Another pile included the true treasures, the first cards my dad had given me: a ’55 Ted Williams and a ’54 Jackie Robinson. I remember what he said at the time.
“You take good care of these, boy, real good care. This man, Ted Williams, is the greatest hitter of all time. This one,” Dad said, tapping his finger against the Robinson card, “he changed baseball; changed it for good.”
Baseball became our bond. He pitched to me when I was barely old enough to hold a bat. He made a ball field in our backyard and never complained that we killed the grass.
As I grew, he taught me how to pitch. He helped me paint a red square on the wall of the smokehouse. Inside that square, he painted a smaller square.
“Never throw the ball inside that small square,” he said. “Throw to points along the outside, and keep it low.”
He bought balls and bats and gloves when money was tight and groceries weren’t plentiful, and between mom and dad they always—always—had a nickel or two for baseball cards.

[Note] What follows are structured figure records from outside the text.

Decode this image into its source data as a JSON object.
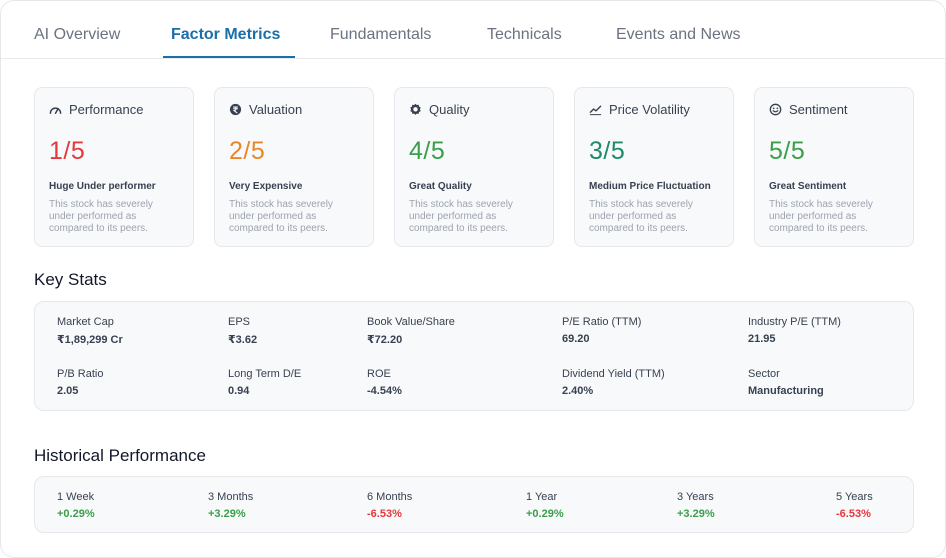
{
  "tabs": [
    {
      "label": "AI Overview"
    },
    {
      "label": "Factor Metrics"
    },
    {
      "label": "Fundamentals"
    },
    {
      "label": "Technicals"
    },
    {
      "label": "Events and News"
    }
  ],
  "active_tab": "Factor Metrics",
  "colors": {
    "accent": "#1b6fa8",
    "red": "#e5383b",
    "orange": "#e8872a",
    "green": "#3a9e4a",
    "teal": "#1f8a6a",
    "positive": "#3a9e4a",
    "negative": "#e5383b"
  },
  "factors": [
    {
      "icon": "speedometer-icon",
      "title": "Performance",
      "score": "1/5",
      "label": "Huge Under performer",
      "description": "This stock has severely under performed as compared to its peers."
    },
    {
      "icon": "rupee-coin-icon",
      "title": "Valuation",
      "score": "2/5",
      "label": "Very Expensive",
      "description": "This stock has severely under performed as compared to its peers."
    },
    {
      "icon": "badge-icon",
      "title": "Quality",
      "score": "4/5",
      "label": "Great Quality",
      "description": "This stock has severely under performed as compared to its peers."
    },
    {
      "icon": "trend-line-icon",
      "title": "Price Volatility",
      "score": "3/5",
      "label": "Medium Price Fluctuation",
      "description": "This stock has severely under performed as compared to its peers."
    },
    {
      "icon": "smiley-icon",
      "title": "Sentiment",
      "score": "5/5",
      "label": "Great Sentiment",
      "description": "This stock has severely under performed as compared to its peers."
    }
  ],
  "key_stats": {
    "title": "Key Stats",
    "items": [
      {
        "label": "Market Cap",
        "value": "₹1,89,299 Cr"
      },
      {
        "label": "EPS",
        "value": "₹3.62"
      },
      {
        "label": "Book Value/Share",
        "value": "₹72.20"
      },
      {
        "label": "P/E Ratio (TTM)",
        "value": "69.20"
      },
      {
        "label": "Industry P/E (TTM)",
        "value": "21.95"
      },
      {
        "label": "P/B Ratio",
        "value": "2.05"
      },
      {
        "label": "Long Term D/E",
        "value": "0.94"
      },
      {
        "label": "ROE",
        "value": "-4.54%"
      },
      {
        "label": "Dividend Yield (TTM)",
        "value": "2.40%"
      },
      {
        "label": "Sector",
        "value": "Manufacturing"
      }
    ]
  },
  "historical": {
    "title": "Historical Performance",
    "items": [
      {
        "label": "1 Week",
        "value": "+0.29%"
      },
      {
        "label": "3 Months",
        "value": "+3.29%"
      },
      {
        "label": "6 Months",
        "value": "-6.53%"
      },
      {
        "label": "1 Year",
        "value": "+0.29%"
      },
      {
        "label": "3 Years",
        "value": "+3.29%"
      },
      {
        "label": "5 Years",
        "value": "-6.53%"
      }
    ]
  }
}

There came a spring day when my friends and I were playing catch and dad was busy loading things into his car. I asked him what he was doing. He squeezed my shoulder and said he was going to Florida. “On a fishing trip,” he said. “I’m going with your Grandpa and uncle Orville.”

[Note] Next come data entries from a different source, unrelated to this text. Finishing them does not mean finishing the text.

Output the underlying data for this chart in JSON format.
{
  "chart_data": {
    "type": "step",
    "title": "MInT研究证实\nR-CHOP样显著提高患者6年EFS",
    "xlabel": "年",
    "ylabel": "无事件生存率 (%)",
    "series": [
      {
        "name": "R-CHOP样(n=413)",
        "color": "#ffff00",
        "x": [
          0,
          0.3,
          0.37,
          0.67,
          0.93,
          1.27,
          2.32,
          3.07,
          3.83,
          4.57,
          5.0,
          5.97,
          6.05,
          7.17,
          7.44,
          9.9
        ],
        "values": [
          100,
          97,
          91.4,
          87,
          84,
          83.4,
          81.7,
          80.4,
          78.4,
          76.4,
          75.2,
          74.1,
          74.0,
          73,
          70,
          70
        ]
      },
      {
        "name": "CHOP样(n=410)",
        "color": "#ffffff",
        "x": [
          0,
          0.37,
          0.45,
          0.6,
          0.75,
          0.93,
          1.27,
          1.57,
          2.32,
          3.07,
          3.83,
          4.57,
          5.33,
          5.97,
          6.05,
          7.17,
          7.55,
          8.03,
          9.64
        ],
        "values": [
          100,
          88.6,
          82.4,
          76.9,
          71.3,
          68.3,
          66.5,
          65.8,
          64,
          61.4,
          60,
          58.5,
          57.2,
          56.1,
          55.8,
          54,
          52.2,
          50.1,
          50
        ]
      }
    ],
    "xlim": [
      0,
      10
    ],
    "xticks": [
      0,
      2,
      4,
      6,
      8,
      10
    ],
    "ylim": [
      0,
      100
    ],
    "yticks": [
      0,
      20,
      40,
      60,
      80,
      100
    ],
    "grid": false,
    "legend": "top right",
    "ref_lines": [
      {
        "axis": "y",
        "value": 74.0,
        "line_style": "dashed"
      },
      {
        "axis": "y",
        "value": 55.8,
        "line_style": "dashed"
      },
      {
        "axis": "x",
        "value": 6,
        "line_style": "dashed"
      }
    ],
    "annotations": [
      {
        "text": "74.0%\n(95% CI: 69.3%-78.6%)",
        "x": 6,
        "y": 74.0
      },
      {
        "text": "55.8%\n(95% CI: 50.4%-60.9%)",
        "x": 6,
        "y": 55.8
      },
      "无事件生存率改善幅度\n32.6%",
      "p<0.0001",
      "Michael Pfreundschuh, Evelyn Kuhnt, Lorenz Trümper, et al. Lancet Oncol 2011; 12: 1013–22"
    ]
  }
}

The fishing trip lasted for years. I missed him, for sure, and he left Mom and me with some hard times. But he left me with something else. He left me with baseball and in many ways it became my guardian.
When my buddies were trying beer and smoking cigarettes in the woods. I was either playing or thinking about baseball. I didn’t cut class and I avoided pool halls and fast cars. At night, I would shuffle through the baseball cards hoping and dreaming of another world, another life. I imagined what it would be like to hang out with Joe Pepitone or Ron Swoboda.
I gravitated toward any one and every one who knew the game and loved the game, and for reasons I’ll never know, they seemed to find me. My aunt married a man named Bob Schuster. He’d played in the Yankee organization and had pictures to prove it. Bob picked up where dad left off.
When I was in high school—all of 17—and believed I was thoroughly and completely in love, I turned to Bob for advice.
“There are three things in your life right now,” he said, “girls, books and sports. You got time for two. You gotta make a choice.”
In the years that followed, there were scouts: Bob Kring from the Pirates, Sam Schively from the Tigers and Roy Sievers with the Phillies. For a while, they nourished my dream, but eventually the scouts went away and the dream went with them.
Still, I had the game.
In one form or another, Dad’s fishing trip went on for years, and when he did return, there was a large gulf between us. Still, I had his gift. I had the game and for that, I was, and remain, most thankful.
When word came that he’d died, I was in Florida covering a spring training game. When I left the grounds headed for the airport and a flight home, Lou Piniella shook my hand. “I’m sorry,” he said. “We’ll be here when you get back.”
I was a baseball writer. I had offices across the country, in every press box in ever Major League ballpark in the country. The dream had come true – with revisions, of course, and a much smaller paycheck. Still, my life revolved around the game.
My wife and I were married and honeymooned during the All-Star break in 1984, and for all these years she’s known about the cardboard box, and how each spring I dig it out and rummage through its contents.
She understands. The box is filled with old baseball cards. It also holds a lifetime.